Revision verworfen – Gesamtstrafe 3 Jahre 6 Monate wegen Handeltreiben mit Betäubungsmitteln
KI-Zusammenfassung
Der Angeklagte legte Revision gegen das Urteil des Landgerichts Fulda vom 23.02.2023 ein. Der Bundesgerichtshof verwirft die Revision als unbegründet und fasst den Tenor neu: Auflösung der bisherigen Gesamtstrafe und Einbeziehung früherer Einzelstrafen zu einer Gesamtfreiheitsstrafe von 3 Jahren und 6 Monaten wegen Handeltreibens mit Betäubungsmitteln in nicht geringer Menge. Sonstige Nachprüfungen ergaben keinen zu seinen Ungunsten wirkenden Rechtsfehler; die Kosten des Rechtsmittels trägt der Beschwerdeführer.

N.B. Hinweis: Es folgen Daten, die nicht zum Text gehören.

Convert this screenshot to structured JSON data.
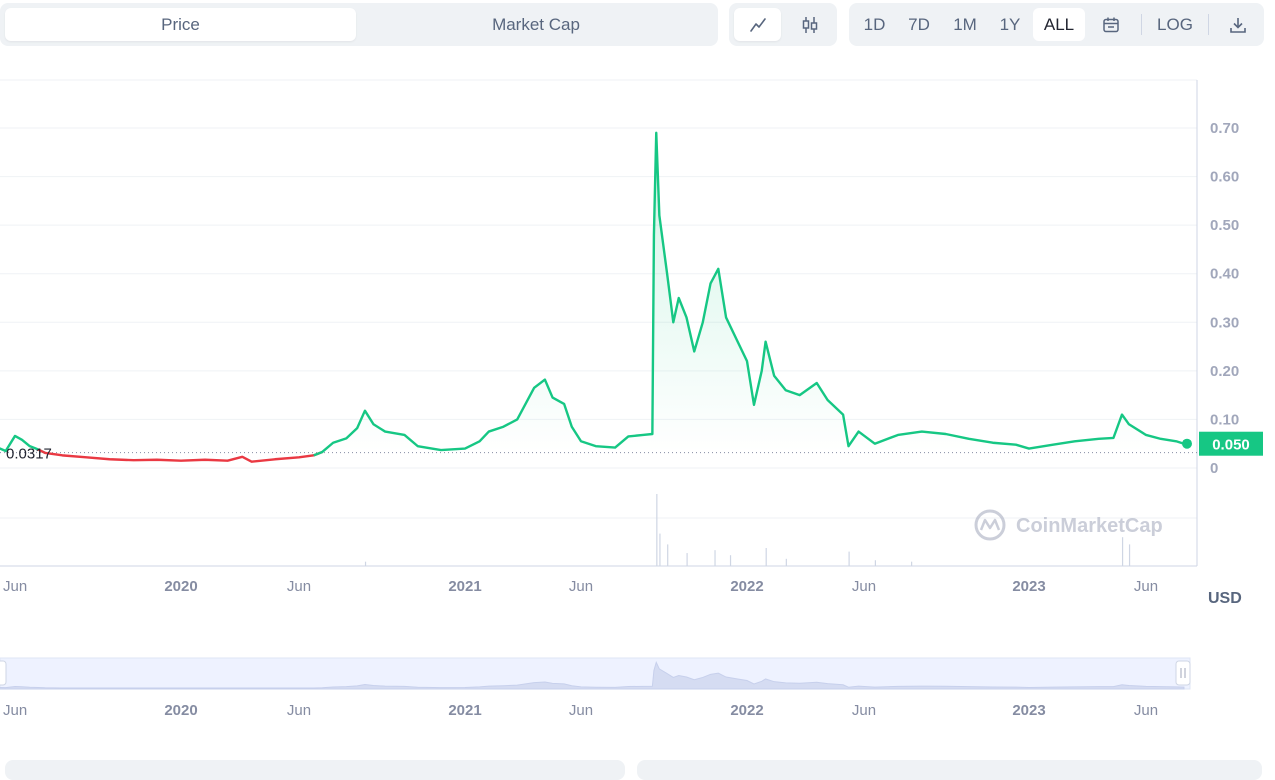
{
  "toolbar": {
    "tabs": [
      {
        "label": "Price",
        "active": true
      },
      {
        "label": "Market Cap",
        "active": false
      }
    ],
    "chart_types": [
      "line-chart-icon",
      "candlestick-icon"
    ],
    "ranges": [
      {
        "label": "1D",
        "active": false
      },
      {
        "label": "7D",
        "active": false
      },
      {
        "label": "1M",
        "active": false
      },
      {
        "label": "1Y",
        "active": false
      },
      {
        "label": "ALL",
        "active": true
      }
    ],
    "calendar_icon": "calendar-icon",
    "log_label": "LOG",
    "download_icon": "download-icon"
  },
  "colors": {
    "up": "#16c784",
    "down": "#ea3943",
    "grid": "#eff2f5",
    "axis_text": "#a1a7bb",
    "volume": "#cfd6e4",
    "navigator_fill": "#eef2ff"
  },
  "watermark": "CoinMarketCap",
  "chart_data": {
    "type": "line",
    "y_axis": {
      "ticks": [
        "0.70",
        "0.60",
        "0.50",
        "0.40",
        "0.30",
        "0.20",
        "0.10",
        "0"
      ],
      "ylim": [
        0,
        0.7
      ],
      "unit": "USD"
    },
    "x_ticks": [
      {
        "label": "Jun",
        "year": false,
        "date": "2019-06-01"
      },
      {
        "label": "2020",
        "year": true,
        "date": "2020-01-01"
      },
      {
        "label": "Jun",
        "year": false,
        "date": "2020-06-01"
      },
      {
        "label": "2021",
        "year": true,
        "date": "2021-01-01"
      },
      {
        "label": "Jun",
        "year": false,
        "date": "2021-06-01"
      },
      {
        "label": "2022",
        "year": true,
        "date": "2022-01-01"
      },
      {
        "label": "Jun",
        "year": false,
        "date": "2022-06-01"
      },
      {
        "label": "2023",
        "year": true,
        "date": "2023-01-01"
      },
      {
        "label": "Jun",
        "year": false,
        "date": "2023-06-01"
      }
    ],
    "baseline_price": 0.0317,
    "baseline_label": "0.0317",
    "current_price": 0.05,
    "current_label": "0.050",
    "currency_label": "USD",
    "series": [
      {
        "points": [
          [
            "2019-04-25",
            0.04
          ],
          [
            "2019-05-10",
            0.042
          ],
          [
            "2019-05-20",
            0.035
          ],
          [
            "2019-06-01",
            0.066
          ],
          [
            "2019-06-10",
            0.058
          ],
          [
            "2019-06-20",
            0.045
          ],
          [
            "2019-07-01",
            0.038
          ],
          [
            "2019-07-10",
            0.031
          ],
          [
            "2019-08-01",
            0.026
          ],
          [
            "2019-09-01",
            0.022
          ],
          [
            "2019-10-01",
            0.018
          ],
          [
            "2019-11-01",
            0.016
          ],
          [
            "2019-12-01",
            0.017
          ],
          [
            "2020-01-01",
            0.015
          ],
          [
            "2020-02-01",
            0.017
          ],
          [
            "2020-03-01",
            0.015
          ],
          [
            "2020-03-20",
            0.023
          ],
          [
            "2020-04-01",
            0.013
          ],
          [
            "2020-05-01",
            0.018
          ],
          [
            "2020-06-01",
            0.022
          ],
          [
            "2020-06-20",
            0.026
          ],
          [
            "2020-07-01",
            0.033
          ],
          [
            "2020-07-15",
            0.052
          ],
          [
            "2020-08-01",
            0.061
          ],
          [
            "2020-08-15",
            0.082
          ],
          [
            "2020-08-25",
            0.118
          ],
          [
            "2020-09-05",
            0.09
          ],
          [
            "2020-09-20",
            0.075
          ],
          [
            "2020-10-15",
            0.068
          ],
          [
            "2020-11-01",
            0.045
          ],
          [
            "2020-12-01",
            0.037
          ],
          [
            "2021-01-01",
            0.04
          ],
          [
            "2021-01-20",
            0.055
          ],
          [
            "2021-02-01",
            0.075
          ],
          [
            "2021-02-20",
            0.085
          ],
          [
            "2021-03-10",
            0.1
          ],
          [
            "2021-04-01",
            0.165
          ],
          [
            "2021-04-15",
            0.182
          ],
          [
            "2021-04-25",
            0.145
          ],
          [
            "2021-05-10",
            0.132
          ],
          [
            "2021-05-20",
            0.085
          ],
          [
            "2021-06-01",
            0.055
          ],
          [
            "2021-06-20",
            0.045
          ],
          [
            "2021-07-15",
            0.042
          ],
          [
            "2021-08-01",
            0.065
          ],
          [
            "2021-08-20",
            0.068
          ],
          [
            "2021-09-01",
            0.07
          ],
          [
            "2021-09-03",
            0.48
          ],
          [
            "2021-09-06",
            0.69
          ],
          [
            "2021-09-10",
            0.52
          ],
          [
            "2021-09-20",
            0.4
          ],
          [
            "2021-09-28",
            0.3
          ],
          [
            "2021-10-05",
            0.35
          ],
          [
            "2021-10-15",
            0.31
          ],
          [
            "2021-10-25",
            0.24
          ],
          [
            "2021-11-05",
            0.3
          ],
          [
            "2021-11-15",
            0.38
          ],
          [
            "2021-11-25",
            0.41
          ],
          [
            "2021-12-05",
            0.31
          ],
          [
            "2021-12-20",
            0.26
          ],
          [
            "2022-01-01",
            0.22
          ],
          [
            "2022-01-10",
            0.13
          ],
          [
            "2022-01-20",
            0.2
          ],
          [
            "2022-01-25",
            0.26
          ],
          [
            "2022-02-05",
            0.19
          ],
          [
            "2022-02-20",
            0.16
          ],
          [
            "2022-03-10",
            0.15
          ],
          [
            "2022-04-01",
            0.175
          ],
          [
            "2022-04-15",
            0.14
          ],
          [
            "2022-05-05",
            0.11
          ],
          [
            "2022-05-12",
            0.045
          ],
          [
            "2022-05-25",
            0.075
          ],
          [
            "2022-06-15",
            0.05
          ],
          [
            "2022-07-15",
            0.068
          ],
          [
            "2022-08-15",
            0.075
          ],
          [
            "2022-09-15",
            0.07
          ],
          [
            "2022-10-15",
            0.06
          ],
          [
            "2022-11-15",
            0.052
          ],
          [
            "2022-12-15",
            0.048
          ],
          [
            "2023-01-01",
            0.04
          ],
          [
            "2023-02-01",
            0.048
          ],
          [
            "2023-03-01",
            0.055
          ],
          [
            "2023-04-01",
            0.06
          ],
          [
            "2023-04-20",
            0.062
          ],
          [
            "2023-05-01",
            0.11
          ],
          [
            "2023-05-10",
            0.09
          ],
          [
            "2023-06-01",
            0.068
          ],
          [
            "2023-06-20",
            0.06
          ],
          [
            "2023-07-10",
            0.055
          ],
          [
            "2023-07-20",
            0.05
          ]
        ]
      }
    ],
    "volume_spikes": [
      [
        "2020-08-25",
        0.06
      ],
      [
        "2021-09-06",
        1.0
      ],
      [
        "2021-09-10",
        0.45
      ],
      [
        "2021-09-20",
        0.3
      ],
      [
        "2021-10-15",
        0.18
      ],
      [
        "2021-11-20",
        0.22
      ],
      [
        "2021-12-10",
        0.15
      ],
      [
        "2022-01-25",
        0.25
      ],
      [
        "2022-02-20",
        0.1
      ],
      [
        "2022-05-12",
        0.2
      ],
      [
        "2022-06-15",
        0.08
      ],
      [
        "2022-08-01",
        0.06
      ],
      [
        "2023-05-01",
        0.4
      ],
      [
        "2023-05-10",
        0.3
      ]
    ]
  }
}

Ausgang: Revision des Angeklagten als unbegründet verworfen; Tenor geändert auf Gesamtfreiheitsstrafe 3 Jahre 6 Monate wegen Handeltreibens mit Betäubungsmitteln in nicht geringer Menge
Abstrakte Rechtssätze
Die Revision ist zu verwerfen, wenn die revisionsgerichtliche Nachprüfung keinen Rechtsfehler zum Nachteil des Beschwerten ergibt.
Das Revisionsgericht kann den Tenor eines Urteils dahin neu fassen, dass eine zuvor gebildete Gesamtstrafe aufgelöst und die Einzelstrafen in eine neue Gesamtstrafe einbezogen werden.
Bei Vorliegen mehrerer rechtskräftiger Einzelstrafen ist die Bildung einer Gesamtfreiheitsstrafe durch Auflösung und Zusammenrechnung der Einzelstrafen möglich.
Wird ein Rechtsmittel als unbegründet verworfen, trifft das Rechtsmittelkostenlast dem Beschwerdeführer, sofern das Gericht nichts anderes bestimmt.
Vorinstanzen
vorgehend LG Fulda, 23. Februar 2023, Az: 2 Kls 151 Js 11969/20 C
Tenor
Die Revision des Angeklagten gegen das Urteil des Landgerichts Fulda vom 23. Februar 2023 wird mit der Maßgabe als unbegründet verworfen, dass der Tenor des Urteils dahingehend neu gefasst wird, dass der Angeklagte wegen Handeltreibens mit Betäubungsmitteln in nicht geringer Menge unter Auflösung der Gesamtstrafe und Einbeziehung der Einzelstrafen aus dem Urteil des Landgerichts Kassel vom 1. März 2021 (3600 Js 26896/20 7 Ns) zu einer Gesamtfreiheitsstrafe von drei Jahren und sechs Monaten verurteilt wird. Im Übrigen hat die Nachprüfung des Urteils auf Grund der Revisionsrechtfertigung keinen Rechtsfehler zum Nachteil des Angeklagten ergeben.
Der Beschwerdeführer hat die Kosten des Rechtsmittels zu tragen.